The couple perfectly complement each other. Gopal is concise and professional, while Tulsi thrives on conversation and swiftly gets into storytelling. As she narrates, he stands beside her, adding details in a matter-of-fact tone, providing contextual depth to her tales.

Originally from the southern Indian city of Chennai, Gopal, who is an engineer, worked at various places in India before moving to Fiji to set up a cable factory in 1982.

After six years in Fiji, a transfer brought the couple to Christchurch, in 1988, where he worked his way up to become a regional director for a cable company.

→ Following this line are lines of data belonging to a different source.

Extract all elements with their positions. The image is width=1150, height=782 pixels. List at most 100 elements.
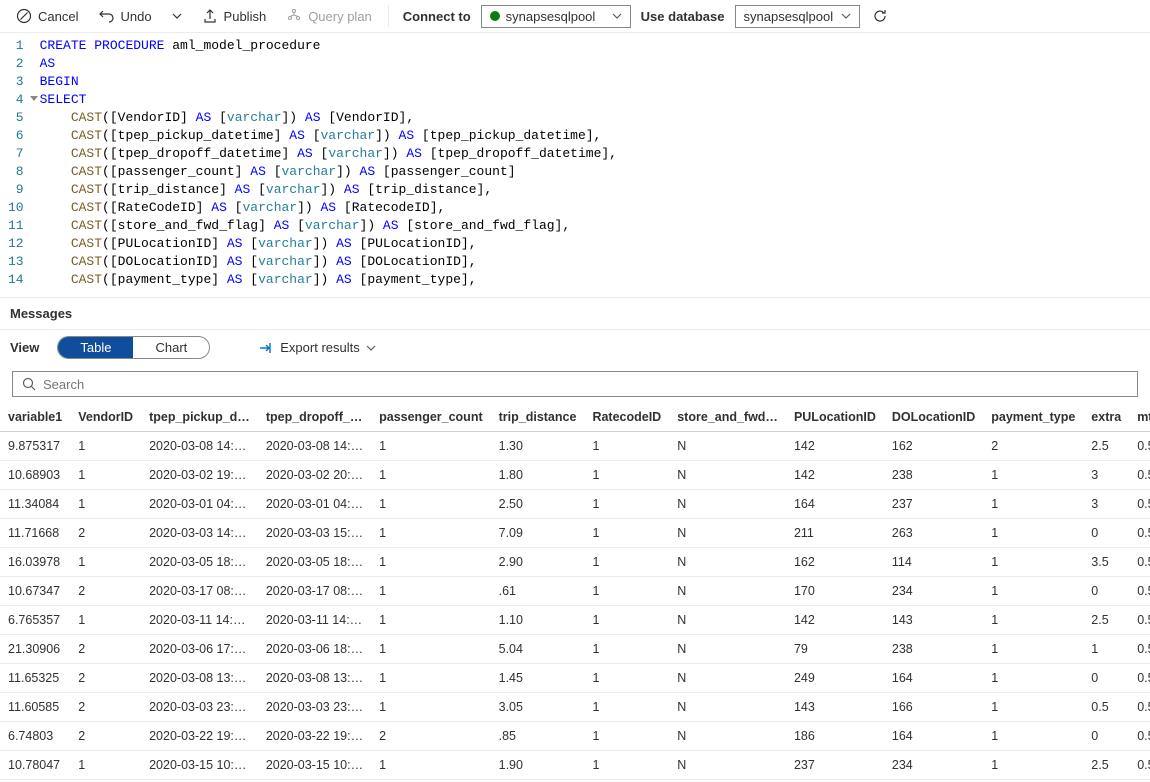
undo-dropdown[interactable] — [164, 7, 190, 25]
table-cell: 0.5 — [1129, 606, 1150, 635]
export-results-button[interactable]: Export results — [258, 340, 375, 356]
table-cell: 234 — [884, 577, 983, 606]
use-database-label: Use database — [641, 9, 725, 24]
table-row[interactable]: 10.7804712020-03-15 10:…2020-03-15 10:…1… — [0, 751, 1150, 780]
code-line[interactable]: BEGIN — [40, 73, 617, 91]
column-header[interactable]: trip_distance — [491, 403, 585, 432]
table-cell: 21.30906 — [0, 635, 70, 664]
search-box[interactable] — [12, 371, 1138, 397]
column-header[interactable]: variable1 — [0, 403, 70, 432]
table-row[interactable]: 11.6058522020-03-03 23:…2020-03-03 23:…1… — [0, 693, 1150, 722]
column-header[interactable]: mta_tax — [1129, 403, 1150, 432]
connect-to-select[interactable]: synapsesqlpool — [481, 5, 631, 28]
column-header[interactable]: extra — [1083, 403, 1129, 432]
code-line[interactable]: CAST([PULocationID] AS [varchar]) AS [PU… — [40, 235, 617, 253]
table-cell: 1 — [371, 432, 491, 461]
table-cell: 1 — [584, 577, 669, 606]
column-header[interactable]: DOLocationID — [884, 403, 983, 432]
column-header[interactable]: RatecodeID — [584, 403, 669, 432]
column-header[interactable]: store_and_fwd… — [669, 403, 786, 432]
search-icon — [21, 376, 37, 392]
table-cell: 1 — [584, 751, 669, 780]
table-row[interactable]: 11.7166822020-03-03 14:…2020-03-03 15:…1… — [0, 519, 1150, 548]
query-plan-button[interactable]: Query plan — [278, 4, 380, 28]
table-cell: 2020-03-05 18:… — [141, 548, 258, 577]
table-cell: 1.10 — [491, 606, 585, 635]
table-cell: 0.5 — [1129, 635, 1150, 664]
table-cell: 2020-03-02 19:… — [141, 461, 258, 490]
query-plan-icon — [286, 8, 302, 24]
table-row[interactable]: 10.6734722020-03-17 08:…2020-03-17 08:…1… — [0, 577, 1150, 606]
table-cell: 1 — [371, 606, 491, 635]
table-cell: 11.60585 — [0, 693, 70, 722]
column-header[interactable]: passenger_count — [371, 403, 491, 432]
table-row[interactable]: 10.6890312020-03-02 19:…2020-03-02 20:…1… — [0, 461, 1150, 490]
code-line[interactable]: CAST([RateCodeID] AS [varchar]) AS [Rate… — [40, 199, 617, 217]
code-line[interactable]: CAST([VendorID] AS [varchar]) AS [Vendor… — [40, 109, 617, 127]
table-row[interactable]: 16.0397812020-03-05 18:…2020-03-05 18:…1… — [0, 548, 1150, 577]
table-cell: 142 — [786, 432, 884, 461]
table-cell: 142 — [786, 461, 884, 490]
table-row[interactable]: 11.6532522020-03-08 13:…2020-03-08 13:…1… — [0, 664, 1150, 693]
code-line[interactable]: CAST([trip_distance] AS [varchar]) AS [t… — [40, 181, 617, 199]
table-row[interactable]: 21.3090622020-03-06 17:…2020-03-06 18:…1… — [0, 635, 1150, 664]
line-number: 12 — [8, 235, 24, 253]
table-row[interactable]: 6.76535712020-03-11 14:…2020-03-11 14:…1… — [0, 606, 1150, 635]
line-number: 4 — [8, 91, 24, 109]
line-number: 3 — [8, 73, 24, 91]
view-toggle: Table Chart — [57, 336, 210, 359]
code-line[interactable]: AS — [40, 55, 617, 73]
table-cell: N — [669, 461, 786, 490]
refresh-button[interactable] — [864, 4, 896, 28]
table-cell: 79 — [786, 635, 884, 664]
table-cell: N — [669, 635, 786, 664]
table-cell: 1 — [70, 606, 141, 635]
publish-button[interactable]: Publish — [194, 4, 275, 28]
code-line[interactable]: CAST([payment_type] AS [varchar]) AS [pa… — [40, 271, 617, 289]
table-cell: 2020-03-08 13:… — [258, 664, 371, 693]
table-cell: 1 — [983, 490, 1083, 519]
column-header[interactable]: PULocationID — [786, 403, 884, 432]
column-header[interactable]: tpep_pickup_d… — [141, 403, 258, 432]
code-line[interactable]: CAST([store_and_fwd_flag] AS [varchar]) … — [40, 217, 617, 235]
line-number: 13 — [8, 253, 24, 271]
editor-code[interactable]: CREATE PROCEDURE aml_model_procedureASBE… — [40, 37, 617, 289]
table-row[interactable]: 11.3408412020-03-01 04:…2020-03-01 04:…1… — [0, 490, 1150, 519]
code-line[interactable]: CREATE PROCEDURE aml_model_procedure — [40, 37, 617, 55]
view-toggle-table[interactable]: Table — [58, 337, 133, 358]
code-line[interactable]: CAST([passenger_count] AS [varchar]) AS … — [40, 163, 617, 181]
table-cell: 0 — [1083, 722, 1129, 751]
view-toggle-chart[interactable]: Chart — [133, 337, 209, 358]
status-dot-icon — [490, 11, 500, 21]
table-cell: 0.5 — [1129, 548, 1150, 577]
table-row[interactable]: 9.87531712020-03-08 14:…2020-03-08 14:…1… — [0, 432, 1150, 461]
sql-editor[interactable]: 1234567891011121314 CREATE PROCEDURE aml… — [0, 33, 1150, 298]
code-line[interactable]: CAST([DOLocationID] AS [varchar]) AS [DO… — [40, 253, 617, 271]
chevron-down-icon — [841, 11, 851, 21]
undo-button[interactable]: Undo — [90, 4, 159, 28]
code-line[interactable]: CAST([tpep_pickup_datetime] AS [varchar]… — [40, 127, 617, 145]
table-cell: 1 — [983, 635, 1083, 664]
line-number: 1 — [8, 37, 24, 55]
code-line[interactable]: CAST([tpep_dropoff_datetime] AS [varchar… — [40, 145, 617, 163]
search-input[interactable] — [43, 377, 1129, 392]
table-cell: 162 — [786, 548, 884, 577]
export-label: Export results — [280, 340, 359, 355]
cancel-button[interactable]: Cancel — [8, 4, 86, 28]
table-cell: 238 — [884, 461, 983, 490]
code-line[interactable]: SELECT — [40, 91, 617, 109]
table-row[interactable]: 6.7480322020-03-22 19:…2020-03-22 19:…2.… — [0, 722, 1150, 751]
table-cell: 170 — [786, 577, 884, 606]
table-cell: 1 — [584, 432, 669, 461]
column-header[interactable]: tpep_dropoff_… — [258, 403, 371, 432]
table-cell: 1.45 — [491, 664, 585, 693]
table-cell: 2 — [70, 693, 141, 722]
column-header[interactable]: VendorID — [70, 403, 141, 432]
table-cell: 1.80 — [491, 461, 585, 490]
column-header[interactable]: payment_type — [983, 403, 1083, 432]
table-cell: 0.5 — [1129, 519, 1150, 548]
undo-label: Undo — [120, 9, 151, 24]
use-database-select[interactable]: synapsesqlpool — [735, 5, 861, 28]
table-cell: 2 — [983, 432, 1083, 461]
table-cell: 0.5 — [1129, 432, 1150, 461]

The couple built the house in 2005, and the collection which started with a small puja room grew significantly over the years as the couple travelled around India and other places.

“As a devout Hindu Vaishnavite, one must visit 108 temples, and we have visited all of them, including the ones in Badrinath, Dwarka and even in Nepal, collecting interesting deities,” Tulsi says.

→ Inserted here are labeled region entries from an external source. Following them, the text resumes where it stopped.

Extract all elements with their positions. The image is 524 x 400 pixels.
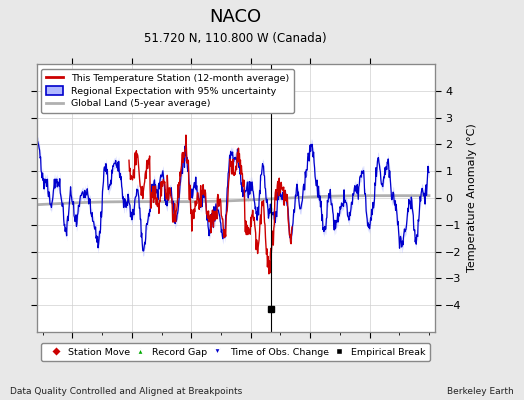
Legend: Station Move, Record Gap, Time of Obs. Change, Empirical Break: Station Move, Record Gap, Time of Obs. C…: [41, 343, 430, 361]
Text: Berkeley Earth: Berkeley Earth: [447, 387, 514, 396]
Legend: This Temperature Station (12-month average), Regional Expectation with 95% uncer: This Temperature Station (12-month avera…: [41, 69, 293, 113]
Y-axis label: Temperature Anomaly (°C): Temperature Anomaly (°C): [467, 124, 477, 272]
Text: 51.720 N, 110.800 W (Canada): 51.720 N, 110.800 W (Canada): [145, 32, 327, 45]
Text: Data Quality Controlled and Aligned at Breakpoints: Data Quality Controlled and Aligned at B…: [10, 387, 243, 396]
Text: NACO: NACO: [210, 8, 262, 26]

The couple has also travelled extensively around the world, including Europe, the Americas, East Asia and Australia.

The room has now transcended from a mere Puja space to a mini museum, housing not just collectables but also creations born from Tulsi’s artistic interests. Repurposed items from op shops, dressed and transformed into characters from Indian scriptures, stand proudly alongside statues and paintings.

Pointing at a huge statue of an Indian goddess, Tulsi says, “We bought this from an op shop, and I dressed her. Now she’s Anjana–mother of Lord Hanuman.”

She has a huge collection of Ganapthi. “Every Ganesh Chaturthi, I make Ganapati in different mudras using clays and keep them in the room.”

A huge picture of the Golden Temple adorns a wall. “We were in Chandigarh for some time, and that’s where we picked it up.” Gopal shares.

Tulsi, who worked in a children’s library at Church Corner for 13 years as a volunteer, is also a published author and has written four non-fiction books in Tamil. The Tamil Nadu government has approved one of her books as a non-detailed study textbook.

She has written about her life in Fiji and New Zealand, as well as Maori customs and traditions. She is also a well-known Tamil blogger and has written about 3,000 articles on travel and other subjects.

The couple’s involvement in the community is as vibrant as their collection. Founding members of various cultural associations, they have actively contributed to fostering Indian culture in Christchurch.

There were very few Indian families in Christchurch back in 1988. A small group of people started the Indian Social and Cultural Club, with Gopal spearheading its formation.

“We had our first gathering to celebrate India’s 25th Independence Day and used to screen Indian movies to raise funds,” Gopal recalls of his efforts and endeavours to found the club.

The club has grown huge over the years and now hosts the biggest Diwali celebration in South Island. The couple were also the founding members of Canterbury Tamil Society and Christchurch Kerala Association.

Tulsi is also one of the most visible faces in community events. “I love to chronicle the events, posting pictures on my Facebook page and sometimes writing about them on my Tamil blog.” Tusi smiles.

The couple’s passion for Indian culture and heritage is evident in everything they do, from their home to their community involvement. As they prepare to celebrate their 50th wedding anniversary next year, they stand as true ambassadors and torchbearers of India’s cultural heritage. Their contributions continue to enrich the tapestry of Christchurch’s multicultural identity.